Closed laijen000 closed 4 years ago
Hi,
You can find the GTF that was used to build the TElocal index for mm10 here. The gene_id should match up with the name in the count table (.cntTable
file).
Please let me know if you encounter any issues.
Thanks.
Hi! Yes, thanks a lot for this tool! We use it a lot!
Unfortunately the link does not seem to exist anymore. And I noticed that the gtf file here: https://labshare.cshl.edu/shares/mhammelllab/www-data/TEtranscripts/TE_GTF/mm10_rmsk_TE.gtf.gz is not identical with the gtf used for the TElocal index. Best wishes, Elin
Hi,
Thank you for pointing this out. The link has been replaced with this, which is a text file containing the genomic location of each TE copy in the TElocal index. It is unclear what you mean by "[mm10 TEtranscripts GTF] is not identical with the gtf used for the TElocal index." I checked the first 20 annotations between the text file and the GTF, and they appear to match.
Thanks.
Hi,
Thanks for the new link!
Yes, most entries are identical, but there are 140 small differences in the naming, I think all related to the family. See below for a couple of examples:
Name in prebuilt TELocal index: Ricksha:Ricksha:MULE-MuDR:DNA MER96B_dup307:MER96B:hAT:DNA MamRep137_dup149:MamRep137:TcMar:DNA
Entry in TEtranscript gtf ( mm10_rmsk_TE.gtf): chr1 mm10_rmsk exon 69851100 69851376 2638 + . gene_id "Ricksha"; transcript_id "Ricksha"; family_id "MuDR"; class_id "DNA”; chr12 mm10_rmsk exon 118623463 118623588 313 - . gene_id "MER96B"; transcript_id "MER96B_dup307"; family_id "hAT-Tip100"; class_id "DNA"; chr7 mm10_rmsk exon 113772853 113772942 246 - . gene_id "MamRep137"; transcript_id "MamRep137_dup149"; family_id "TcMar-Tigger"; class_id "DNA";
Entry in mm10_rmsk_TE.gtf.locInd.gtf: Ricksha:Ricksha:MULE-MuDR:DNA chr1:69851100-69851376 MER96B_dup307:MER96B:hAT:DNA chr12:118623463-118623588 MamRep137_dup149:MamRep137:TcMar:DNA chr7:113772853-113772942
That is, in the gtf file used for the TELocal index the families were set to MULE-MuDR, hAT and TcMar, whereas in the TEtranscript gtf the families are MuDR, hAT-Tip100, TcMar-Tigger. The 6 different family names are all present in both gtf files for the absolute majority of TEs the family assignment is the same.
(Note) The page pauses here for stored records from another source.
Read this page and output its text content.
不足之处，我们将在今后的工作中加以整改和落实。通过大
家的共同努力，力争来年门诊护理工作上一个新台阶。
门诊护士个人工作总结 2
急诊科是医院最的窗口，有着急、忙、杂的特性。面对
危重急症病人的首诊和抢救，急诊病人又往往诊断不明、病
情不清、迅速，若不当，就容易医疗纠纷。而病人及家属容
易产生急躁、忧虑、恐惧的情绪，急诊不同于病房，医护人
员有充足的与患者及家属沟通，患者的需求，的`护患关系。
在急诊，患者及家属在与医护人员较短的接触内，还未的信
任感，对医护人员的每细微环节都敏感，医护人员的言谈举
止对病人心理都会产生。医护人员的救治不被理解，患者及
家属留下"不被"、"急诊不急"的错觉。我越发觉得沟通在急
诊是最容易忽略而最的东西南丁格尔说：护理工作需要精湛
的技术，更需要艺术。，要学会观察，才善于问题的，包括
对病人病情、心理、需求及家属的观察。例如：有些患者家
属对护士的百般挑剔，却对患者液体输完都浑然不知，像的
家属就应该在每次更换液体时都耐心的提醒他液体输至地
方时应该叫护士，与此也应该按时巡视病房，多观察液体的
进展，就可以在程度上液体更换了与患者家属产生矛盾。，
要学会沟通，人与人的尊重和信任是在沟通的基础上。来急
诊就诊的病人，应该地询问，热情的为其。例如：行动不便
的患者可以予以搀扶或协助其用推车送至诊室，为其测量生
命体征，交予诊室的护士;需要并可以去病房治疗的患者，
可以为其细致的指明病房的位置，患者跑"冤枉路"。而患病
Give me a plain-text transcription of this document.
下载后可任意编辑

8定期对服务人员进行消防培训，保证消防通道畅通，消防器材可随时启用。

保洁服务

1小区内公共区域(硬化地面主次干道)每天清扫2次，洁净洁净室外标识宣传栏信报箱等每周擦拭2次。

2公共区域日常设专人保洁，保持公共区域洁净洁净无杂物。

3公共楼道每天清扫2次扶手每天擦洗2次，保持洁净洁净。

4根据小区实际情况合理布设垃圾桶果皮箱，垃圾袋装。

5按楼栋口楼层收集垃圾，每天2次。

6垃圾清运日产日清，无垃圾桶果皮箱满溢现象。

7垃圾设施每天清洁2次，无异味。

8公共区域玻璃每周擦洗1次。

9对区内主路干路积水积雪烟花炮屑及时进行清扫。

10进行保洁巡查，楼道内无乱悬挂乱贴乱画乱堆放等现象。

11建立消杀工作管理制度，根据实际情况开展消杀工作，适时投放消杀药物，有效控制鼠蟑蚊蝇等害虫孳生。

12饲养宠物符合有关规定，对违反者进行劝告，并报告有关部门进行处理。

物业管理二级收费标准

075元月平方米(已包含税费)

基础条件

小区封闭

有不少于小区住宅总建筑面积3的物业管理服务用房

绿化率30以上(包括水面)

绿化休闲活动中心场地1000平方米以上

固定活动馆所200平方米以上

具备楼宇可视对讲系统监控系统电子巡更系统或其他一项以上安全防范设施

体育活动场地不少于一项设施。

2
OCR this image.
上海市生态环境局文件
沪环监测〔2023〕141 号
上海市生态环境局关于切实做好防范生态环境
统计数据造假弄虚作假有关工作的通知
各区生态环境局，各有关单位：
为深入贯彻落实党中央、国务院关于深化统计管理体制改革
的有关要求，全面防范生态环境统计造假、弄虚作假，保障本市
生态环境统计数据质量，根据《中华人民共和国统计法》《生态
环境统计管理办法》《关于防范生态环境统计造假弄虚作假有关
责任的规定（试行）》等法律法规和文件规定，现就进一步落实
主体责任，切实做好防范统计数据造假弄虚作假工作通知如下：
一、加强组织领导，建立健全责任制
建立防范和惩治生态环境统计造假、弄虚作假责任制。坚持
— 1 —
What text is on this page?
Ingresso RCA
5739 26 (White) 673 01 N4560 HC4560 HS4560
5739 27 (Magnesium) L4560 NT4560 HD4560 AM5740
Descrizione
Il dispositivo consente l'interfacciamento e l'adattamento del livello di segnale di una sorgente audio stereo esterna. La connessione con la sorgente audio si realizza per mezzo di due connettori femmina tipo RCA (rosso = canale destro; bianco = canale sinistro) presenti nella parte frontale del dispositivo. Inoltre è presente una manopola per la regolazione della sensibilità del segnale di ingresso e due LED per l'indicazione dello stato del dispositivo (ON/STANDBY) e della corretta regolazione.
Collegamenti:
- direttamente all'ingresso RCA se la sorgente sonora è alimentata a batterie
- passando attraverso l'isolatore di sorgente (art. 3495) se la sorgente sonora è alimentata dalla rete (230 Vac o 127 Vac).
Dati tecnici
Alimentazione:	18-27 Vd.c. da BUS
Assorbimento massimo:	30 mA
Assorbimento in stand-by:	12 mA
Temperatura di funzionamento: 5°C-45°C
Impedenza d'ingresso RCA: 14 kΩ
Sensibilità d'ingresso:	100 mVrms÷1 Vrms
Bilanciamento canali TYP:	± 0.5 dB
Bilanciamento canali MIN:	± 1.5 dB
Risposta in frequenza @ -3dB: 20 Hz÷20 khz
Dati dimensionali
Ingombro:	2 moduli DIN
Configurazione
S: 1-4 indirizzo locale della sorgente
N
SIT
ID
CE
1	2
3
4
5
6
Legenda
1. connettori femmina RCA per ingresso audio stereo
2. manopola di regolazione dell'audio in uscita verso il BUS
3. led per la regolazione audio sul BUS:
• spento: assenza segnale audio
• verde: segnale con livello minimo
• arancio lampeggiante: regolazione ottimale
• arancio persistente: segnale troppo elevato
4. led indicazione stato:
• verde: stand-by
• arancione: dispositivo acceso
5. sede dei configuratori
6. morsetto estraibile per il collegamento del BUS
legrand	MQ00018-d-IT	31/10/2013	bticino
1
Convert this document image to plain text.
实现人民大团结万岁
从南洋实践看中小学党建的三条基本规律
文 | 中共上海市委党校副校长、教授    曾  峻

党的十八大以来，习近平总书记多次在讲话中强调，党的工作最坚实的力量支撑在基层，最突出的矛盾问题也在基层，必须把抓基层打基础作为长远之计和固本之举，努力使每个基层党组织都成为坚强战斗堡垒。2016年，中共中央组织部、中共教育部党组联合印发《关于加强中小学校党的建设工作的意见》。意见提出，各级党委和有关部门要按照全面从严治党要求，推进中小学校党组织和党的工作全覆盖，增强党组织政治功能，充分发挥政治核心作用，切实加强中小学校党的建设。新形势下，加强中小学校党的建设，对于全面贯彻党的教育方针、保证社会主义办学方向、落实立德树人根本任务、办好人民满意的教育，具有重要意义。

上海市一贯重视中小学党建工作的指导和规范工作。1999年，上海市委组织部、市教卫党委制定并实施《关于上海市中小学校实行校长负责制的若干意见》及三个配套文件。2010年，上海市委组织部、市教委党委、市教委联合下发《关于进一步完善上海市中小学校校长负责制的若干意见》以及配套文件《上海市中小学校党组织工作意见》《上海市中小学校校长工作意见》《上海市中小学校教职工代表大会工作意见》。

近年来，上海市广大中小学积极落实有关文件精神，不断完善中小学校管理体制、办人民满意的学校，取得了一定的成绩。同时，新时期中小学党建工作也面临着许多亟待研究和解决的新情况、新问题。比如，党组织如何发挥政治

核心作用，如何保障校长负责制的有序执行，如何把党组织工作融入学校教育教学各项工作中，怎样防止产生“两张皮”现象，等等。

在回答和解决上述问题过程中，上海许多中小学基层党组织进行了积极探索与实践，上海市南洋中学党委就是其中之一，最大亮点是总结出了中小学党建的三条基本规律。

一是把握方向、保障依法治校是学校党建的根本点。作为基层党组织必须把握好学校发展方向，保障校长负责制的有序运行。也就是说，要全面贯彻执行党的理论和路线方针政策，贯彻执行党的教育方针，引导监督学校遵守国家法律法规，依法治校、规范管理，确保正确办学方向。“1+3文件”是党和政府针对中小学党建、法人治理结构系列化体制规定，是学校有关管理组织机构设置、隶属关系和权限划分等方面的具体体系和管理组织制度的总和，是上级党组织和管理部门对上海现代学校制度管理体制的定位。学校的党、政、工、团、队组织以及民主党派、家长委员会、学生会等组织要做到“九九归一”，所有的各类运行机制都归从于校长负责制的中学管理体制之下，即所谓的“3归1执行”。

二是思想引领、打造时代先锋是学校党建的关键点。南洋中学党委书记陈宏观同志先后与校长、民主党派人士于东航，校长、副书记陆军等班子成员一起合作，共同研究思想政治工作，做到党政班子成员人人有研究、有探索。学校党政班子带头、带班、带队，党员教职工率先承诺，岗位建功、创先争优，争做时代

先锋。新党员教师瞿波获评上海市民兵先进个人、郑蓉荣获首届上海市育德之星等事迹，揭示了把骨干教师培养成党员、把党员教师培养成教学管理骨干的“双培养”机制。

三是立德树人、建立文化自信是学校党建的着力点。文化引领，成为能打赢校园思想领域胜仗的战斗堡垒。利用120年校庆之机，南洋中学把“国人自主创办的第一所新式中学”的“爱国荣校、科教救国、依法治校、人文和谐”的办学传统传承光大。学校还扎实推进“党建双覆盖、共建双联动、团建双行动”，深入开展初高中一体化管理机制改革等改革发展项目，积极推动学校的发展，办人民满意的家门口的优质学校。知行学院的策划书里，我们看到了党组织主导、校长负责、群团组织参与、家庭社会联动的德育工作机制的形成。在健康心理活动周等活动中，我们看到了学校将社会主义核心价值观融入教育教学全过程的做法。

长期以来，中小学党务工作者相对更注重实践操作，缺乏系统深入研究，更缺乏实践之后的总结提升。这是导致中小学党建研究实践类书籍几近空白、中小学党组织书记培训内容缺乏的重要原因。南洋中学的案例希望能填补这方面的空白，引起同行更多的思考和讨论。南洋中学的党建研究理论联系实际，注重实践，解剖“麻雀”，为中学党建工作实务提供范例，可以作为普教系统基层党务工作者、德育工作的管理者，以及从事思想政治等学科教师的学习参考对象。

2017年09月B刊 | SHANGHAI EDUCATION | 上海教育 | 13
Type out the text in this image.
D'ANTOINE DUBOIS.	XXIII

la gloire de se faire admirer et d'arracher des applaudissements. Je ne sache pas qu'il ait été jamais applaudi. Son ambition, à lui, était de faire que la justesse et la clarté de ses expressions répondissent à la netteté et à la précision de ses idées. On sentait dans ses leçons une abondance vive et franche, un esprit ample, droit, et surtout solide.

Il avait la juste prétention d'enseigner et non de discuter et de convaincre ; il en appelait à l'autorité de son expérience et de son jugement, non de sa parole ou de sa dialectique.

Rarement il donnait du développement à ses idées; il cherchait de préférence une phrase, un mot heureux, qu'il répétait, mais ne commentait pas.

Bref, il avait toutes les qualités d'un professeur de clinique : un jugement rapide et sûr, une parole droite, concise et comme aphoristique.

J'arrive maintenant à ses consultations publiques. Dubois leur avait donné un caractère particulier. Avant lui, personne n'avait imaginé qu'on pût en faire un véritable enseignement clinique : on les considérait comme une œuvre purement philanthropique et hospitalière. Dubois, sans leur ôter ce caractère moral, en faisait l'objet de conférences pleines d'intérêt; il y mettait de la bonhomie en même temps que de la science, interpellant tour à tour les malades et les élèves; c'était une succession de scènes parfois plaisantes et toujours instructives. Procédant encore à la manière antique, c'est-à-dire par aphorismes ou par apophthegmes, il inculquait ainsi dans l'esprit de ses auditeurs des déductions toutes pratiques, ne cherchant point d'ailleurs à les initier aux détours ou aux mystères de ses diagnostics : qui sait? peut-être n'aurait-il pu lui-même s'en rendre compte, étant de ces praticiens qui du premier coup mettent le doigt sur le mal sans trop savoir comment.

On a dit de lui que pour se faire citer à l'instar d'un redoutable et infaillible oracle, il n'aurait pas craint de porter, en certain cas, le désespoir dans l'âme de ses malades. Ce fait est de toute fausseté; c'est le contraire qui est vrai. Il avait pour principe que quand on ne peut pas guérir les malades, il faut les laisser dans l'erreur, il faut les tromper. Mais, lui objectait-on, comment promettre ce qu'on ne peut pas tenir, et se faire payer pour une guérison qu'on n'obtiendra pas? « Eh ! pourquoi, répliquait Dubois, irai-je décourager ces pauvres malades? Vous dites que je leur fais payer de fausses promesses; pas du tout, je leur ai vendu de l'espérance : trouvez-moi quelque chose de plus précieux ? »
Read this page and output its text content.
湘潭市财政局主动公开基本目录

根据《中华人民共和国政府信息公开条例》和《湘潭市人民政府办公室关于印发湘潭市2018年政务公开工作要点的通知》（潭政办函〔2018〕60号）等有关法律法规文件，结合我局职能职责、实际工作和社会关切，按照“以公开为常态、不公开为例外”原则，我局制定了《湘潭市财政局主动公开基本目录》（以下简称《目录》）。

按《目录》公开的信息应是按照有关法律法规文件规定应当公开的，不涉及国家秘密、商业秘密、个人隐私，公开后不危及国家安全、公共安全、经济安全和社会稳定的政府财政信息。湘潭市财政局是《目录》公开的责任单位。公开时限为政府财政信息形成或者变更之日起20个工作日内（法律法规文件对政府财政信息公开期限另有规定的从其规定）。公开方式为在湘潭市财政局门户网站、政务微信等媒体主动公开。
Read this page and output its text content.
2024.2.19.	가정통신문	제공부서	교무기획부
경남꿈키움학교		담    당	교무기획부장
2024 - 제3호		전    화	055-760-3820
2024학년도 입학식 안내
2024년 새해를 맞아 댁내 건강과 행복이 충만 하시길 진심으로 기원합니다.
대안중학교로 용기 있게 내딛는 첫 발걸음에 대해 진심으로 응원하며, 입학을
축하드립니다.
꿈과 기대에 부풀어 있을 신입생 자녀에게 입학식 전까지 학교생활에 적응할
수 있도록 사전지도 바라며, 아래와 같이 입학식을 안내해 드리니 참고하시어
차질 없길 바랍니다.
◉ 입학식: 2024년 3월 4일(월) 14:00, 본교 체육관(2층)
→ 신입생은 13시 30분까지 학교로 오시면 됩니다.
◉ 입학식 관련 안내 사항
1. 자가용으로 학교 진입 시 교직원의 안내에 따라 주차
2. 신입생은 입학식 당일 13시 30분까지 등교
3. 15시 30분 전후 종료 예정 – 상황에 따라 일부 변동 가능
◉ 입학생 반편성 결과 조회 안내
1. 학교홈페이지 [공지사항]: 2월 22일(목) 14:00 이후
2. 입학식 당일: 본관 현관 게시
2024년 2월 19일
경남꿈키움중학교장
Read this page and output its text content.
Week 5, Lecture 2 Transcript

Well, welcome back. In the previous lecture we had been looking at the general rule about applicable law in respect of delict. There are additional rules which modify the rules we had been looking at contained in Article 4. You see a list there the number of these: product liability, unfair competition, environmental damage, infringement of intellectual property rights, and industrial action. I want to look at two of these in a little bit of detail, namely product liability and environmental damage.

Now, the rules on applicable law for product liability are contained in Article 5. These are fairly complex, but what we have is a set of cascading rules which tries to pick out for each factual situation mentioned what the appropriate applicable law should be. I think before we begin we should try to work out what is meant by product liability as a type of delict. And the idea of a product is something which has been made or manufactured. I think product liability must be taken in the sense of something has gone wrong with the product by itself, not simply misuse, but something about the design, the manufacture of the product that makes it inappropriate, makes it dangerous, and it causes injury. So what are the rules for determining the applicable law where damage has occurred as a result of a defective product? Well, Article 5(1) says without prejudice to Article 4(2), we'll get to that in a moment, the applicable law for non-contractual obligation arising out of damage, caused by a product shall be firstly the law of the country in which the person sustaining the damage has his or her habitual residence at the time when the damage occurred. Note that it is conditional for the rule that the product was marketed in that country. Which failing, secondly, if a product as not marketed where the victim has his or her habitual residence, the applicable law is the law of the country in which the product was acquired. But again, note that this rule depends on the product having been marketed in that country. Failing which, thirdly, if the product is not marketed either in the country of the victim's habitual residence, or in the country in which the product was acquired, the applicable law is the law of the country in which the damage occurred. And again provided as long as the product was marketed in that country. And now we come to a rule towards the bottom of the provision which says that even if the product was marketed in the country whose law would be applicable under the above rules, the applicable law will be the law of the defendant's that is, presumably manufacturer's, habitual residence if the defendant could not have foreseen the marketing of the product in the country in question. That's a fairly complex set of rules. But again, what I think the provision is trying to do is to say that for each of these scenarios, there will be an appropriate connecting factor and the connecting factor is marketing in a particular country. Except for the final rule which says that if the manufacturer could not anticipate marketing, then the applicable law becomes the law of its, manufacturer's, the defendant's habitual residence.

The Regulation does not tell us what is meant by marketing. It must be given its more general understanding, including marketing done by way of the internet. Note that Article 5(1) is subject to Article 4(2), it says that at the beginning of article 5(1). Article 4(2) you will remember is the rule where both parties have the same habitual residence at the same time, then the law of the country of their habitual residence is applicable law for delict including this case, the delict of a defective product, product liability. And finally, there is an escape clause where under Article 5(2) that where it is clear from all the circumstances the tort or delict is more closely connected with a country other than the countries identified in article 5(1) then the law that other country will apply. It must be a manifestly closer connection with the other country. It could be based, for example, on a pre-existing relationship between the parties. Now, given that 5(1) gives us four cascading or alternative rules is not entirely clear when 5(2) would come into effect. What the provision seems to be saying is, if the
From this I concluded that the mm10_rmsk_TE.gtf from TEtranscript is not identical to the file used for the building of the TELocal index. Although very similar!
Best, Elin
Elin Axelsson-Ekker Bioinformatician
Gregor Mendel Institute of Molecular Plant Biology GmbH Dr. Bohr-Gasse 3, 1030 Vienna, Austria Phone: +43 1 79044 9814 @.*** http://www.gmi.oeaw.ac.at
On 14.06.2022, at 15:06, Oliver Tam @.***> wrote:
Hi,
Thank you for pointing this out. The link has been replaced with this, which is a text file containing the genomic location of each TE copy in the TElocal index. It is unclear what you mean by "[mm10 TEtranscripts GTF] is not identical with the gtf used for the TElocal index." I checked the first 20 annotations between the text file and the GTF, and they appear to match.
Thanks.
— Reply to this email directly, view it on GitHub, or unsubscribe. You are receiving this because you commented.
Hi Elin,
Thank you for looking into it.
Yes, you are correct that the family_id seems to be the cause of the difference. This has been previously seen in multiple GTF from UCSC (see this TEtranscripts issue), and I suspect that there might have been a slight change/update to the UCSC RepeatMasker track at some point.
However, I have checked that the transcript id (the first portion of the final annotation as delimited by :
) has identical genomic locations between the TEtranscripts GTF and the TElocal pre-built index, so while they are not identical, the differences will not alter the quantification.
Thanks.
Thank you for TElocal. I was able to obtain the .cntTable containing TE expression on a locus level. However, I am wondering how to map a specific TE locus back to genomic coordinates (mm10)? Thank you for the help!